Voyons maintenant ce qui se passe quand le compte privé est débloqué. Les données suggèrent que le montant des transferts augmente, ce qui pourrait refléter un certain altruisme ou l'existence d'une taxe sociale lorsque le compte est débloqué (car ces comptes ne restent pas toujours secrets). Cet article examine aussi diverses autres explications compatibles avec les principaux résultats constatant l'existence d'une taxe sociale : s'agit-il d'un phénomène lié à la maîtrise de soi? Les titulaires d'un compte ont-ils davantage tendance à se fixer des objectifs ? Les inquiétudes en matière de protection de la vie privée expliquent-elles les résultats pour les comptes publics ? Les travailleurs à qui aucun compte n'a été proposé sont-ils mécontents et travaillent-ils moins ? Réponse : non, non, non et non.
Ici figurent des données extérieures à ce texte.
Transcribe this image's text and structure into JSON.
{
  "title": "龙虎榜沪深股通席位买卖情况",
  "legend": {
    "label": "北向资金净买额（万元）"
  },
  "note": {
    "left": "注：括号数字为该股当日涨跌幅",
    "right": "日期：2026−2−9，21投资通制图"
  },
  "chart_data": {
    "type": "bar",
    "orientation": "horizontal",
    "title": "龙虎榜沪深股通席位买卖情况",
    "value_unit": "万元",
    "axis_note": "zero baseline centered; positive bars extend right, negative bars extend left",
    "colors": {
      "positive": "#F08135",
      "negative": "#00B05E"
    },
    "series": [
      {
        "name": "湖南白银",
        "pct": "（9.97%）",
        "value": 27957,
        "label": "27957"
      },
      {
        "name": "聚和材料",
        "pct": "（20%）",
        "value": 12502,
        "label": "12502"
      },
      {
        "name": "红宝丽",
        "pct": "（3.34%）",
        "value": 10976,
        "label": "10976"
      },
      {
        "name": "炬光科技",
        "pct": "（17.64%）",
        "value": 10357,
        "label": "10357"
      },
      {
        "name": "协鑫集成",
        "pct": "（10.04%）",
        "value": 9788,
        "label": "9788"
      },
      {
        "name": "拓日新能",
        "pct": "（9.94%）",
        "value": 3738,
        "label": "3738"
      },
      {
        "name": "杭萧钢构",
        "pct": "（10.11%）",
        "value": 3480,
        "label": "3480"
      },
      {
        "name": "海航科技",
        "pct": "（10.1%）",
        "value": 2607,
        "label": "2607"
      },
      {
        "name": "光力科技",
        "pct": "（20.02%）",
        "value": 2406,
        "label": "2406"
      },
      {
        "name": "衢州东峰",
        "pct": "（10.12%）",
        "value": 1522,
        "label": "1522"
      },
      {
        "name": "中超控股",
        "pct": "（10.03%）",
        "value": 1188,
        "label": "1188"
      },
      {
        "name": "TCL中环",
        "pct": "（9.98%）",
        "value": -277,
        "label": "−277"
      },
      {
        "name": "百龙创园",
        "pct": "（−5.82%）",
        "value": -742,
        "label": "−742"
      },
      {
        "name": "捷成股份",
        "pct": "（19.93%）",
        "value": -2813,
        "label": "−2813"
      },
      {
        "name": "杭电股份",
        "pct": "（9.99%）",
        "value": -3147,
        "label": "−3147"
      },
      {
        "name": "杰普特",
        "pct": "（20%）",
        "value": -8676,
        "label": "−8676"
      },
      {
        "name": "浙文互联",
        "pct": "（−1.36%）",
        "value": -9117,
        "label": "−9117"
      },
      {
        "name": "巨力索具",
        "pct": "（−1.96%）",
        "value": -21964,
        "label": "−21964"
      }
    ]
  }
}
Conclusion : la taxe sociale est élevée. Les auteurs calculent que le travailleur moyen est soumis à une taxe sociale de 9 à 14 %, certaines estimations étant beaucoup plus élevées en fonction des hypothèses d'élasticité de l'offre de travail. Et comme ils le remarquent, l'assurance sociale peut se transformer en taxe sociale et, par conséquent, limiter l'effort de travail et les revenus. Ces distorsions sont économiquement significatives. Elles peuvent contribuer à la compréhension des problèmes de recrutement, de fidélisation et de productivité de la main-d'œuvre que rencontrent les entreprises formelles en Afrique. Pour en revenir au début de ce billet, les facteurs qui sous-tendent une taxe sociale néfaste sont également à la base des mécanismes positifs que constituent l’assurance sociale et le partage des risques informels. L'enjeu, comme le concluent également les auteurs, est donc de développer des outils généralisables pour réduire la taxation sociale sans compromettre les mécanismes de partage des risques.